I would also inquire with your daughter why she feels called to explore naturism at this time and what she hopes to get out of the experience. Is it something she and her friends have discussed and there is general interest among her peers? Uncovering the intent for her interest could be helpful for you both. I have an 18 and over policy at my events but certain naturists spaces are family friendly and hold an all inclusive feel. I have taught yoga and facilitated naked church at several of these spaces. A wide range of ages were present and that felt very healing to witness and experience as someone who did not grow up in a naturist environment. At this transitional age of your daughter being a teenager, I would also wonder of your personal boundaries. Are you comfortable with experiencing your daughter in a naturist environment and is your girlfriend comfortable with that as well as I assume she would accompany the two of you. Bridging this environment at such a transitional age and time could be awkward for everyone but that doesn’t mean not to have the conversation about it.

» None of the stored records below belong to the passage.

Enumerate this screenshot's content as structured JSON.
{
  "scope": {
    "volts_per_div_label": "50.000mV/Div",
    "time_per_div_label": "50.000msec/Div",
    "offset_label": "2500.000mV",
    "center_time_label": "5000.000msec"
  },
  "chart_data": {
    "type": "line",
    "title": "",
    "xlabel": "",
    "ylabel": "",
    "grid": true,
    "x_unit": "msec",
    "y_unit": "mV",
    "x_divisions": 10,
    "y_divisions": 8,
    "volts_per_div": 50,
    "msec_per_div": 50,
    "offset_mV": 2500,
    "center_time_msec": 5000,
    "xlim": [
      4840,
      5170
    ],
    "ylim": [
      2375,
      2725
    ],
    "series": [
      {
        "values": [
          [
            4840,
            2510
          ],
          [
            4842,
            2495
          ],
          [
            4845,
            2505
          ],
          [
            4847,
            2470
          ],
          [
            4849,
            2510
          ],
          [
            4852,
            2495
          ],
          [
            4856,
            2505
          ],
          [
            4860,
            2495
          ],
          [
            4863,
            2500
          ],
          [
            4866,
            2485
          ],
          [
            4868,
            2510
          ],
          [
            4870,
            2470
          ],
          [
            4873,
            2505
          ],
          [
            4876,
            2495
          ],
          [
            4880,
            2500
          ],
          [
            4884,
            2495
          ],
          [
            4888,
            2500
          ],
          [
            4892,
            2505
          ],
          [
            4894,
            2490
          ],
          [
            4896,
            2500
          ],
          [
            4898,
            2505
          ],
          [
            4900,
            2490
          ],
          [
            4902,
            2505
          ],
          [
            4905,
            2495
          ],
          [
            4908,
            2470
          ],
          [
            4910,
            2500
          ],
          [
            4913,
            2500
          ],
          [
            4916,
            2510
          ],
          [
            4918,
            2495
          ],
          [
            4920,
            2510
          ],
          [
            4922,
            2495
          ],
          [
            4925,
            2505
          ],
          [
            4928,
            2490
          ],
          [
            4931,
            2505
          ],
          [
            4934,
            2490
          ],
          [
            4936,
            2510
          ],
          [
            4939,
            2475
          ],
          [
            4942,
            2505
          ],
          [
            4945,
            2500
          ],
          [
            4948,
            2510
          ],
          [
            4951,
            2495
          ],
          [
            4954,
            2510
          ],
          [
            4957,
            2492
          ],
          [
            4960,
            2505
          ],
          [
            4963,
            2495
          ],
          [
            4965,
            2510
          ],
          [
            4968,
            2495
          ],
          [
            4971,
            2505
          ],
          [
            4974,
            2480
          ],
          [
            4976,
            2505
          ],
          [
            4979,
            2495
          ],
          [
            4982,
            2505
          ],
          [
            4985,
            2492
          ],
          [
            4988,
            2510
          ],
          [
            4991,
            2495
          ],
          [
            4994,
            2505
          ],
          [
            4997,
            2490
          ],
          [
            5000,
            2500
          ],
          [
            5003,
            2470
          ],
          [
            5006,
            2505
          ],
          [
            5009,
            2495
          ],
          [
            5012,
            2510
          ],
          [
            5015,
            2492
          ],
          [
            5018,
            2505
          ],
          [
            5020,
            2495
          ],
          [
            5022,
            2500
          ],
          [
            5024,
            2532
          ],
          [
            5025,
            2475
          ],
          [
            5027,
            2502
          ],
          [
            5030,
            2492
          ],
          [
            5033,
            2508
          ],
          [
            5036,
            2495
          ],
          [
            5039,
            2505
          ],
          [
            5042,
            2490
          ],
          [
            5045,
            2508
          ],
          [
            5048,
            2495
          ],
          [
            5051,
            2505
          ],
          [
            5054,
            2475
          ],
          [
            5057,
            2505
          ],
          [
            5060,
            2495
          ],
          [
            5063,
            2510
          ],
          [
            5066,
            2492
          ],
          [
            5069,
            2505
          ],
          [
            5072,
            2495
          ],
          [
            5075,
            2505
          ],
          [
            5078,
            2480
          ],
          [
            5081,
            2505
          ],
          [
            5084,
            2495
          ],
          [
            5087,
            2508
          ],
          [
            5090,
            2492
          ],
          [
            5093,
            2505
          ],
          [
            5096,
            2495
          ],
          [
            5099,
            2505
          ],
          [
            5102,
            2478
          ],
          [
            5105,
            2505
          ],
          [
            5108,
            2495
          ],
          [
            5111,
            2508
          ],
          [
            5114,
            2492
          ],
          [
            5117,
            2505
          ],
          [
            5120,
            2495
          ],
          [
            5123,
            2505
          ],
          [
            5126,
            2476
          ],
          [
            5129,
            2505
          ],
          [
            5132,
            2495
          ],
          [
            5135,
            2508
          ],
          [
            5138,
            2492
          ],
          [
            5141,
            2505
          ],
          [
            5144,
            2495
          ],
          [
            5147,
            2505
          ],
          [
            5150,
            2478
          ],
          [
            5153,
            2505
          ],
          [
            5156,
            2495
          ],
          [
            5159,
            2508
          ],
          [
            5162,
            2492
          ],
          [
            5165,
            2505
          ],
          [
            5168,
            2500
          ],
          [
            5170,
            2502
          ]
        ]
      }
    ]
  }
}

I will also address the elephant in the room too which is that you are a man and this is doubly as challenging for you because it is deemed more psychologically and socially safe for a mother to escort a daughter to a naturist resort than a father. If I were a father, I would either wait until my daughter was eighteen years old allowing her to make her own choices, or ask a trusted female friend who was a naturist to speak with my daughter about naturism and offer to serve as an escort to a family friendly resort. The role of father is the daughter’s protector and transitioning into a naturist lifestyle as a teen comes with too many potentially volatile situations that I myself would not feel capable of handling. I would need to honor my own boundaries as a father and say I wasn’t comfortable with that but support my daughter’s desire to explore naturism when she turns of age.
I would thank my daughter for expressing interest and perhaps speak to her briefly about the healing I had found in the practice of naturism and ask her if she had any questions for me around it.